Underthe proposed rule, muscle cuts of beef (including veal), lamb and pork; ground beef, ground lamb and ground pork; farm-raised fish and shellfish; wild fish and shellfish; perishable agricultural commodities(fresh and frozen fruit and vegetables); and peanuts must be labeled at retail to indicate their country of origin. In addition, the notice of country of origin for fish and shellfish must include and distinguish between wild and farm-raised fish and shellfish, as required by the legislation. The proposed rule also outlines the requirements for labeling products of mixed origin including products produced both in foreign markets and in the United States as well as labeling requirements for blended products. Additionally, recordkeeping requirements for retailers and their suppliers are outlined. [for more information see the USDA Country of Origin Labeling Home Page]
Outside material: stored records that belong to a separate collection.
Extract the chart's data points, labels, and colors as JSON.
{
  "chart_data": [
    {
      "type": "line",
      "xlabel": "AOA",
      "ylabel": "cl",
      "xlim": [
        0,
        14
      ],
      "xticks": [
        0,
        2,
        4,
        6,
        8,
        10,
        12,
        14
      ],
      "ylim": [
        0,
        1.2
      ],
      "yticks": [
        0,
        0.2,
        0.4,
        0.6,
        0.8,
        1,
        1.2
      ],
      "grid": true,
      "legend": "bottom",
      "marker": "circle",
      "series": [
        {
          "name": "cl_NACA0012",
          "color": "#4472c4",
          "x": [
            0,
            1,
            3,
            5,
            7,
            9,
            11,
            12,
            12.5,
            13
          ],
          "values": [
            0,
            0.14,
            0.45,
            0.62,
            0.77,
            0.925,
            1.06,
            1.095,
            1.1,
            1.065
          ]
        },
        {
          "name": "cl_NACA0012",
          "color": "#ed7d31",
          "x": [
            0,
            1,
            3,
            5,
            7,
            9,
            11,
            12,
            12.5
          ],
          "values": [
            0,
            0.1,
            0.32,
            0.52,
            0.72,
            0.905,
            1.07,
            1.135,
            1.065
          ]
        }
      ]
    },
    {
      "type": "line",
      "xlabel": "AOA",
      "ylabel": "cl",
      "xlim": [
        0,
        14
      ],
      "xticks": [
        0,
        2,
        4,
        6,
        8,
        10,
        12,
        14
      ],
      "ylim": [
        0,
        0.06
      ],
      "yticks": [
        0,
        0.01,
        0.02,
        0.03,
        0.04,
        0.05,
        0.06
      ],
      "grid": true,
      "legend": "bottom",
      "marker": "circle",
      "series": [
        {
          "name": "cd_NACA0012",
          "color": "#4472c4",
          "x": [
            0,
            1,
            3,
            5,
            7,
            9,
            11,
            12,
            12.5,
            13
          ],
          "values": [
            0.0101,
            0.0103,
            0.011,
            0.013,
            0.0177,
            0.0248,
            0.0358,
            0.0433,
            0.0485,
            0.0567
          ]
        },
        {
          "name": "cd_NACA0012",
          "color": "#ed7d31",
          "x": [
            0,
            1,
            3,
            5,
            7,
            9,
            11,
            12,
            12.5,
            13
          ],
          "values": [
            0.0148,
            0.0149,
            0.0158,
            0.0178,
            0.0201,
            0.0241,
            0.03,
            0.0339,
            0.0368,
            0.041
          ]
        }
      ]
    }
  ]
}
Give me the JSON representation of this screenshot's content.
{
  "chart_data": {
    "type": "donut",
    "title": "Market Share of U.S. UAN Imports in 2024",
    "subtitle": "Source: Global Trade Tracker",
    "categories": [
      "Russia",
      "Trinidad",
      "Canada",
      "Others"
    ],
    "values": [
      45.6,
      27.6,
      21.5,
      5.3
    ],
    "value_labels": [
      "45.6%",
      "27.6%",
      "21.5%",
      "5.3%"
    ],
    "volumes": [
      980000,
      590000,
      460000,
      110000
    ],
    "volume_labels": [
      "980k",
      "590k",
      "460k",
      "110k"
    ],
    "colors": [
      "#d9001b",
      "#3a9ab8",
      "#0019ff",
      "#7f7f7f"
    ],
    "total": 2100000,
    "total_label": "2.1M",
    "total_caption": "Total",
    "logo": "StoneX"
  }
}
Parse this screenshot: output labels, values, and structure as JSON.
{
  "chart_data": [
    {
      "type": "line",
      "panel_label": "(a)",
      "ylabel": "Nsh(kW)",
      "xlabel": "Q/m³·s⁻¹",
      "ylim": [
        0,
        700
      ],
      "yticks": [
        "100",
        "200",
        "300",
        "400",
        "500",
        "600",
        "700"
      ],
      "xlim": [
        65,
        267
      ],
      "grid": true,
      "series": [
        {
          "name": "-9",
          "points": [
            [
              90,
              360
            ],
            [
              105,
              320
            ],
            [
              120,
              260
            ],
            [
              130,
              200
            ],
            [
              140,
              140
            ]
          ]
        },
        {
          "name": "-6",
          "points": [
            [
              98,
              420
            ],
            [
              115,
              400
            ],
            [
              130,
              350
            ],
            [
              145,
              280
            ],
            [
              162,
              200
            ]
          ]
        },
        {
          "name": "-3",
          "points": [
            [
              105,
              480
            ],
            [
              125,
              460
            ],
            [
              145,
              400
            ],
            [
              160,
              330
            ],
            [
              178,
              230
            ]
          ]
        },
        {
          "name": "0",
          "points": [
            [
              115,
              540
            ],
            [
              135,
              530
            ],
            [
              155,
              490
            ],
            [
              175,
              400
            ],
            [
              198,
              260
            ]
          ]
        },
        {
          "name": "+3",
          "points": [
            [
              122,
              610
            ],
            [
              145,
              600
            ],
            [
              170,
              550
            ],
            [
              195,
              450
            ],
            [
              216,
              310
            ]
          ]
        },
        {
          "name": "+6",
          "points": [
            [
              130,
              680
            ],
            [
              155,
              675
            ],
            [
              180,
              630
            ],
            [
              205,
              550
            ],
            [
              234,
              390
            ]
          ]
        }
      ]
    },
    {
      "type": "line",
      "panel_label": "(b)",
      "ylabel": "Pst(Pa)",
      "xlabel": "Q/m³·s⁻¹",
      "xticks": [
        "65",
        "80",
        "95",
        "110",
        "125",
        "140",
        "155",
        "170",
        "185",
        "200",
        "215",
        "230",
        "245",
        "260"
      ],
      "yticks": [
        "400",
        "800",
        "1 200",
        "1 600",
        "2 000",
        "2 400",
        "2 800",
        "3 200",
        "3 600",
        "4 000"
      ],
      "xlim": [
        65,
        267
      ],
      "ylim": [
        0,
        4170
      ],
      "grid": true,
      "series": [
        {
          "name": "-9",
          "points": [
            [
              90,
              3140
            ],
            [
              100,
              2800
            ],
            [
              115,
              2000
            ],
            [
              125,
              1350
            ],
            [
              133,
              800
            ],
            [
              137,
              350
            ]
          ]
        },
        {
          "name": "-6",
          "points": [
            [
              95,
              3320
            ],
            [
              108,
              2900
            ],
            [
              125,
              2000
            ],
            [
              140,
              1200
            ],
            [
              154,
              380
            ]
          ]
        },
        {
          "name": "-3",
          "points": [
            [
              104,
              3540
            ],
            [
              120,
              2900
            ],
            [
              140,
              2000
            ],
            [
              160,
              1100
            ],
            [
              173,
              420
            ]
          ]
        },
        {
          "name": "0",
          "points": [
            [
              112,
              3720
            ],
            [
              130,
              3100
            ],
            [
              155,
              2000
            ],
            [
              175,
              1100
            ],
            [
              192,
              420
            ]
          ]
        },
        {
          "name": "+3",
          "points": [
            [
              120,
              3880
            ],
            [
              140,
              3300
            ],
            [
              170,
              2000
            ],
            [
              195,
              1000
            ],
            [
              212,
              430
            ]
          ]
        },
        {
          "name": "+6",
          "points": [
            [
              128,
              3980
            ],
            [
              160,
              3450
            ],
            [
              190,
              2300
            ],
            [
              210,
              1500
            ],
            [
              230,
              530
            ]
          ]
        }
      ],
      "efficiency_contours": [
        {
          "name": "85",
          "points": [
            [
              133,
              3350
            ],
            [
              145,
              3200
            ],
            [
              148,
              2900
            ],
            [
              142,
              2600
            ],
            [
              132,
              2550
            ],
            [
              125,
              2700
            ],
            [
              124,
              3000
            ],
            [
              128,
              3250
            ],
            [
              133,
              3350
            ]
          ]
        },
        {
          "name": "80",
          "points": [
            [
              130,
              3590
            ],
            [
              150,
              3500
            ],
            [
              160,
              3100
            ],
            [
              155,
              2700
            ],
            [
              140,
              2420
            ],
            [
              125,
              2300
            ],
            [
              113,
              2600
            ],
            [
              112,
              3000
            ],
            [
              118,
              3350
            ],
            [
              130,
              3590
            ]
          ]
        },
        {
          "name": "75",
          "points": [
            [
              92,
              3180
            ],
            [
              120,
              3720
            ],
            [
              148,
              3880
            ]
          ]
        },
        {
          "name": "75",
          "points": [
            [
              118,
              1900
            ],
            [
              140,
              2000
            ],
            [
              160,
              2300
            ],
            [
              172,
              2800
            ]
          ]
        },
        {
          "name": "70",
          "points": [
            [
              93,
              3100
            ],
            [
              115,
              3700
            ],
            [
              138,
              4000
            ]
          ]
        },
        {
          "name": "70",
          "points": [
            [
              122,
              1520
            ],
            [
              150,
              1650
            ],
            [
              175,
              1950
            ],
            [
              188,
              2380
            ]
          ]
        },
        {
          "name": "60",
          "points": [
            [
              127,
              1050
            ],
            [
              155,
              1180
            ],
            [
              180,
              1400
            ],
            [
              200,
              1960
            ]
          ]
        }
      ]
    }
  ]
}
Regulations for a mandatory program must be promulgated no later than September 30, 2004.

InNovember 2002, the Western Organization of Resource Councils said that estimates by USDA of the implementation costs of COOL were unrealistic and inflated. "These numbers are so imaginary they would embarrass Enron’s accountants," says Mabel Dobbs, a rancher from Idaho and Chair of WORC’s Livestock Committee. USDA estimates are 10 times as much as actual costs in Florida which has had COOL requirements for fruits and vegetables for years.

Some states have already taken the initiative to implement mandatory programs. Wyoming followed the lead of Kansas, North Dakota, and South Dakota in passing a statute requiring all meat retailers to clearly label imported meat with the country of origin. Other states have passed similar laws, such as a 1979 Florida statute that requires country of origin labeling of fresh fruits, fresh vegetables, and honey, and allows "Produced in Florida" labels. A Maine labeling law passed in 1989 requires country of origin labeling of any produce imported from countries with pesticide standards lower than the U.S. regulations. Changes to the law in 1999 now requires country of origin labeling of all foreign produce packed in the state.

Country of Origin Labeling in the 2002 Farm Bill
Title X, Miscellaneous — Country of Origin Labeling
Section 10816 — Requires mandatory country of origin labeling for beef, lamb, pork, fish, perishable agricultural commodities, and peanuts after a two-year voluntary program. The Secretary is prohibited from establishing a mandatory identification system to verify the county of origin of a covered commodity but the Secretary may use, as a model, certification programs in existence on the date of enactment, May 13, 2002, including the carcass grading and certification system, voluntary country of origin beef labeling system, and those systems used to carry out the market access program under the Agricultural Trade Act and the National School Lunch Act. Any suppliers of covered commodities must provide information to the retailer indicating the products country of origin. If a retailer willfully violated this Section, they face a fine of not more than $10,000 for each offense. Guidelines for the voluntary program must be issued not later than September 30, 2002, and regulations for the mandatory program must be promulgated not later than September 30, 2004.